Mordred Posted April 5 Posted April 5 Sigh you don't have a homogeneous and isotropic explosion. Please define homogeneous and isotropic as your definition isn't one used in physics apparently Yeesh let's do basic vector addition. You have an observer moving with the constant vector monitoring some other observer or event and you try and claim that the second observer will get the same gamma factor when his movement is parallel to the constant vector as am observer moving in a perpendicular vector. Tell me have never looked at transverse doppler shifts ?
KJW Posted April 5 Posted April 5 37 minutes ago, Mordred said: If V is a vector how do you square root a vector ? You can square root the scalar quantity but not the direction. It's not the square root of a vector.
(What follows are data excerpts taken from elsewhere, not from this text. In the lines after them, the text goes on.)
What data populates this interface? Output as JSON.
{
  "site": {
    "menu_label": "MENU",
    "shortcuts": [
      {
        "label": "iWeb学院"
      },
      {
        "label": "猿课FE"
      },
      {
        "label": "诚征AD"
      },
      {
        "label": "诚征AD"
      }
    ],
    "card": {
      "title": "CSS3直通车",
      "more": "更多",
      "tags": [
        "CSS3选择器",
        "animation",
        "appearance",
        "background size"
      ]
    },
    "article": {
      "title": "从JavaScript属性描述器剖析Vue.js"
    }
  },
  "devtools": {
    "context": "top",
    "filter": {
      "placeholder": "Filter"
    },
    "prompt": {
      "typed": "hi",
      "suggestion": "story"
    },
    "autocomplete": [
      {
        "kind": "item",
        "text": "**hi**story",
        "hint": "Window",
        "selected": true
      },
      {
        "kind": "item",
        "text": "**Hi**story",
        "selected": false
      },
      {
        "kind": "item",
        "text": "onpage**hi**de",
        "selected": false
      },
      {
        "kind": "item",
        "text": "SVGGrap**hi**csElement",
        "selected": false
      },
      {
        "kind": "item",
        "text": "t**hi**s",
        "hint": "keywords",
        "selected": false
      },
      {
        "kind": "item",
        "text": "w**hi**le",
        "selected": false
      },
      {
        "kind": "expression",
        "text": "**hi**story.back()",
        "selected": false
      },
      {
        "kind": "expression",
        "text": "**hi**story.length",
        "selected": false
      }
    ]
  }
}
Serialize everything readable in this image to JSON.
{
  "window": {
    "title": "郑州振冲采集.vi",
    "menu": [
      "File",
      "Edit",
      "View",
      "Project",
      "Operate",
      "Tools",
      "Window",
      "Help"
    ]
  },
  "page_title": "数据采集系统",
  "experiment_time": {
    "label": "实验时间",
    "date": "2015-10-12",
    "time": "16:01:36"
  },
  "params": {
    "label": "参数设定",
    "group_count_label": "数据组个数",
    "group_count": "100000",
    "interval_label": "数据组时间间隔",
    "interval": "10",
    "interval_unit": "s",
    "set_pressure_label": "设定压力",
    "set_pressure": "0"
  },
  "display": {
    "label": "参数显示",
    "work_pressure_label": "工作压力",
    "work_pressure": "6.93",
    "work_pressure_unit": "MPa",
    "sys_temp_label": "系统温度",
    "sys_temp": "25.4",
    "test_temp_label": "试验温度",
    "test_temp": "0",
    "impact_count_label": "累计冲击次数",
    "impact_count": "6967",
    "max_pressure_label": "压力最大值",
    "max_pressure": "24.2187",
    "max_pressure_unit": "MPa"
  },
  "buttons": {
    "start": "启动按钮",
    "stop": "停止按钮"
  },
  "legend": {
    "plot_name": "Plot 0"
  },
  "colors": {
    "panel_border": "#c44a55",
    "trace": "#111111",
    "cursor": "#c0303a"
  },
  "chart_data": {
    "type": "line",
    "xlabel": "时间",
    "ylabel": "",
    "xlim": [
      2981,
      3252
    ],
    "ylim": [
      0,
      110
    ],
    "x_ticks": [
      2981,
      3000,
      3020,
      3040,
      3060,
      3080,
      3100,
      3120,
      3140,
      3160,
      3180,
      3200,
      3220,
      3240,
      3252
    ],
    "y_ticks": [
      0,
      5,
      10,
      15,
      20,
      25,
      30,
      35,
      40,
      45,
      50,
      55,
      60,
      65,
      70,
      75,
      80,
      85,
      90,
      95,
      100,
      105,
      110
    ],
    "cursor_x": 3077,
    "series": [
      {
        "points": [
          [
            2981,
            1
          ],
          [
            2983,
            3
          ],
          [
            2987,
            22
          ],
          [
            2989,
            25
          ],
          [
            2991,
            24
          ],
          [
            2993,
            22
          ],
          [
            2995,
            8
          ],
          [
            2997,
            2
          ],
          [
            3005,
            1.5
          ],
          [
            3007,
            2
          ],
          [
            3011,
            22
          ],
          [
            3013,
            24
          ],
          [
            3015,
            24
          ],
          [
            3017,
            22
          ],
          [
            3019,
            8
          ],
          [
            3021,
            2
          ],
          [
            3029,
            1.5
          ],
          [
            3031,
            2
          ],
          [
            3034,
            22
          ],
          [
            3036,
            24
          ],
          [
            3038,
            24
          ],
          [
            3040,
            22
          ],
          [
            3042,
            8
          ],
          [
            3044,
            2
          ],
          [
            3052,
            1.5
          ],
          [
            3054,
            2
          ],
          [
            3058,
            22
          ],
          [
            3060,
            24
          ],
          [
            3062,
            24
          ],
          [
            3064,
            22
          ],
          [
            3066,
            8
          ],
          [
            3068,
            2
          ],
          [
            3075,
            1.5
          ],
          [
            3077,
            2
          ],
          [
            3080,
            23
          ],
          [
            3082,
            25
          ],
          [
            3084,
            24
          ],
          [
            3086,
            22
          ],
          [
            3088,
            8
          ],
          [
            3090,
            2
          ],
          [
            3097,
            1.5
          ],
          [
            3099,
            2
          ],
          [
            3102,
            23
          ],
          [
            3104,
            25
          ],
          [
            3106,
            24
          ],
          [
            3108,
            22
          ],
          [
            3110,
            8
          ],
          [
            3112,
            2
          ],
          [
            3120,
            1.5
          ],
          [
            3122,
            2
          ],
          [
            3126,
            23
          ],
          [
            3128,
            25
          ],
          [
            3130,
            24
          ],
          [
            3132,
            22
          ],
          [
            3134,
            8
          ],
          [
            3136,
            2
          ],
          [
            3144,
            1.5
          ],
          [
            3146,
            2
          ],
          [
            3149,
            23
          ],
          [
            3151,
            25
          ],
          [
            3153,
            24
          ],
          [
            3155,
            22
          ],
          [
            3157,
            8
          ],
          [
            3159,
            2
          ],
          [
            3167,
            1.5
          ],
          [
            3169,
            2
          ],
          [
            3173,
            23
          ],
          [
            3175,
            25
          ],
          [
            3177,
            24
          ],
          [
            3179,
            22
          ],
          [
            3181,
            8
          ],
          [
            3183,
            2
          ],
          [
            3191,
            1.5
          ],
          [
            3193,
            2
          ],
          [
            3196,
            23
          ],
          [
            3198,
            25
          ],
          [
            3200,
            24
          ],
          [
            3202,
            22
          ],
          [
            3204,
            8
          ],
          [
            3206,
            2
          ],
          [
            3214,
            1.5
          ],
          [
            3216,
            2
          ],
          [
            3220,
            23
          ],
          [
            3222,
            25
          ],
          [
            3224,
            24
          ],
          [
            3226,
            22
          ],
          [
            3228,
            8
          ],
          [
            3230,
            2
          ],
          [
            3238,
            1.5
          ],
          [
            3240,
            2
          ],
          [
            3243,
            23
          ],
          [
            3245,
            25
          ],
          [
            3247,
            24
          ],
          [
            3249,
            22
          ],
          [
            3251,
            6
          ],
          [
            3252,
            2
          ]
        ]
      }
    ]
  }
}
It's the square root of the t-component as a function of the new coordinates. 12 minutes ago, Mordred said: Sigh you don't have a homogeneous and isotropic explosion. Please define homogeneous and isotropic as your definition isn't one used in physics apparently The three-dimensional space of constant proper time that is created by the explosion is homogeneous and isotropic, as is the equivalent three-dimensional space described by the FLRW metric. I didn't say "homogeneous and isotropic explosion", I said "homogeneous and isotropic explosion metric", for the sake of brevity.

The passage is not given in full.